Sunday 28 August 2011

THE ART OF RICHARD POWERS


"Starting with his first appearance on ballantine's paperbacks in the 1950s, Richard Powers's career spanned over four decades in which he produced jacket illustrations for over 1,200 sf novels. Now widely regarded as the single most influential artist in the history of paperback illustrative art, he is also considered a figure of towering stature in american twentieth-century fine art. 
Richard Powers died in 1995. 
Illustrated throughout with over 120 of the artist's powerfully evocative and dreamlike paintings, this dramatic and colourful book reveals the full diversity of powers's distinctive art. 
Includes an inside look at his life by his son Richard Gid Powers, interviews with the innovative artist himself and a forward by Vincent Di Fate."
~
"More than any individual author, Richard Powers showed the public that science fiction could be written by intelligent adults for intelligent adults. His superior aesthetics, which still overshadow most rivals, were actually what started me reading modern sf - with Alfred Bester's The Stars My Destination, the cover for which perfectly captured the mood of that great American novel. I bought the book in Paris in 1957 because the cover looked cool. It didn't insult either my eye or my intelligence. So if it hadn't have been for powers, my romance with science fiction would have ended in my teens. I have huge admiration for him and am delighted that his talent is again on splendid display!"
-Michael Moorcock.


Back cover from the anthology Star Science Fiction Stories #1, 1953. 


Cover for the novel The Star Of Life by Edmund Hamilton, 1960.

Cover for Kurt Vonnegut Jr.'s The Sirens Of Titan, 1990.
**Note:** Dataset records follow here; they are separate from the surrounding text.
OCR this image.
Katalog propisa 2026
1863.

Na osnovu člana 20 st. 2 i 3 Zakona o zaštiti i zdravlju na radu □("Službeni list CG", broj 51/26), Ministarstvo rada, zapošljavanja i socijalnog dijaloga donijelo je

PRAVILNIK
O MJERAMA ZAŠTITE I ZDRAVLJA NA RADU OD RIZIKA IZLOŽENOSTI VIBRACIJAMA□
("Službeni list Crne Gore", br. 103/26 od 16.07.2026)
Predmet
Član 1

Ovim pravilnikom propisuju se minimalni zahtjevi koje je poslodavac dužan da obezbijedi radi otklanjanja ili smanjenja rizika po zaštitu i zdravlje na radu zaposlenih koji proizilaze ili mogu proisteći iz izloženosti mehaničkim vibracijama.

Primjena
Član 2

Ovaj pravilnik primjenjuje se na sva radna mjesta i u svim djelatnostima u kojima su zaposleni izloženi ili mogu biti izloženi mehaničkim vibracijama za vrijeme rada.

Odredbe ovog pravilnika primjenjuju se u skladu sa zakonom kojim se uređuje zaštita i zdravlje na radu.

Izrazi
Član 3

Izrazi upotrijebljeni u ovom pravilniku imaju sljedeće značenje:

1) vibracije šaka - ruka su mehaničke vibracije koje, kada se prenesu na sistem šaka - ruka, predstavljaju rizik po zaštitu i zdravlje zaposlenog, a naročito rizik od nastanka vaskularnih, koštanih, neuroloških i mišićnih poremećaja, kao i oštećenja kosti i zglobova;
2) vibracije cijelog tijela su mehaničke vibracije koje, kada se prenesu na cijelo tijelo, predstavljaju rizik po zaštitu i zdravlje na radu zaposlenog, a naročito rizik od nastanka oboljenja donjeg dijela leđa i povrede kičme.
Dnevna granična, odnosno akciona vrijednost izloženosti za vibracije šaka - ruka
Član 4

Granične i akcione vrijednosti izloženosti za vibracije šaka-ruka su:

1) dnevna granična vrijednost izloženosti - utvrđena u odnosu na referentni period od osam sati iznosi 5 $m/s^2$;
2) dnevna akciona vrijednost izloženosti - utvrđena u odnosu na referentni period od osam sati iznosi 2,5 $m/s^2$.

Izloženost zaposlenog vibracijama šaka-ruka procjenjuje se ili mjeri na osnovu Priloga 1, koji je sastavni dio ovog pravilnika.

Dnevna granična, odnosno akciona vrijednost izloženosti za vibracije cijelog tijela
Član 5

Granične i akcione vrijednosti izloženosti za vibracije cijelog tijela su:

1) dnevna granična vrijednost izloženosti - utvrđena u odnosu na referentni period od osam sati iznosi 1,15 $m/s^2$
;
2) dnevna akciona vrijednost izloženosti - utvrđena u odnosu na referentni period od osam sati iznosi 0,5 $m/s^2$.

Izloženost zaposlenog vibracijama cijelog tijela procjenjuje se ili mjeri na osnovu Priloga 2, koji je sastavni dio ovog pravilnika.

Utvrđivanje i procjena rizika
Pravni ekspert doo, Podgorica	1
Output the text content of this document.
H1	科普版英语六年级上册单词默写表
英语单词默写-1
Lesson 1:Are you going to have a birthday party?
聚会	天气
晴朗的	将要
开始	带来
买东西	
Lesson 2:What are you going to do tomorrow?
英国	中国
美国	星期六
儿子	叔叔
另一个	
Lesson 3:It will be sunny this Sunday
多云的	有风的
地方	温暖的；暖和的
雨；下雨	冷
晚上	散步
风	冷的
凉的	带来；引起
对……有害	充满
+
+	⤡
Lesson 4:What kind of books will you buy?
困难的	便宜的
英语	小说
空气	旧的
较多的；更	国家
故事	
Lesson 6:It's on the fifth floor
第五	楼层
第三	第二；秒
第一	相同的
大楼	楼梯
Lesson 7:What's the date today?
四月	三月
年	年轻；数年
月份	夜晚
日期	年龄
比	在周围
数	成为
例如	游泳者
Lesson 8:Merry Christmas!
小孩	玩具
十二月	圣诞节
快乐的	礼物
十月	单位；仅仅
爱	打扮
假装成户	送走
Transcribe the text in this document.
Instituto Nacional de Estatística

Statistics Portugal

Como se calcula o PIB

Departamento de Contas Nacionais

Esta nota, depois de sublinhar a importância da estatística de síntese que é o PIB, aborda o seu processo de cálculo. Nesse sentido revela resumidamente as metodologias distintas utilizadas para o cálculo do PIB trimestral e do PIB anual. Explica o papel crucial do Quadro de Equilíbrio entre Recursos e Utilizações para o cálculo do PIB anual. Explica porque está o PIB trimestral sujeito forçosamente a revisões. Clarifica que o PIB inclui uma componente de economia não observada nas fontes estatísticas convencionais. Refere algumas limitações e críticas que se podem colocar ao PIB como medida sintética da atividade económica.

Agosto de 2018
Interior illustration for Stardance II by Spider and Jeanne Robinson,
as featured in Analog, September 1978.

Interior illustration for Stardance II by Spider and Jeanne Robinson,
as featured in Analog, September 1978.

I've owned this book for years now but somehow neglected it throughout the existence of this blog until now. Of all the books with SF art as subject matter, The Art Of Richard Powers is one of the best and easiest to obtain with copies going for £3 - £10 used and new on both eBay and Amazon. Published in 2001 by Paper Tiger the book is crammed with full-colour illustrations, interviews and biographical essays - one of my favourite aspects of the book is a complete check-list of novels with publisher and publication data for every book that Powers worked on.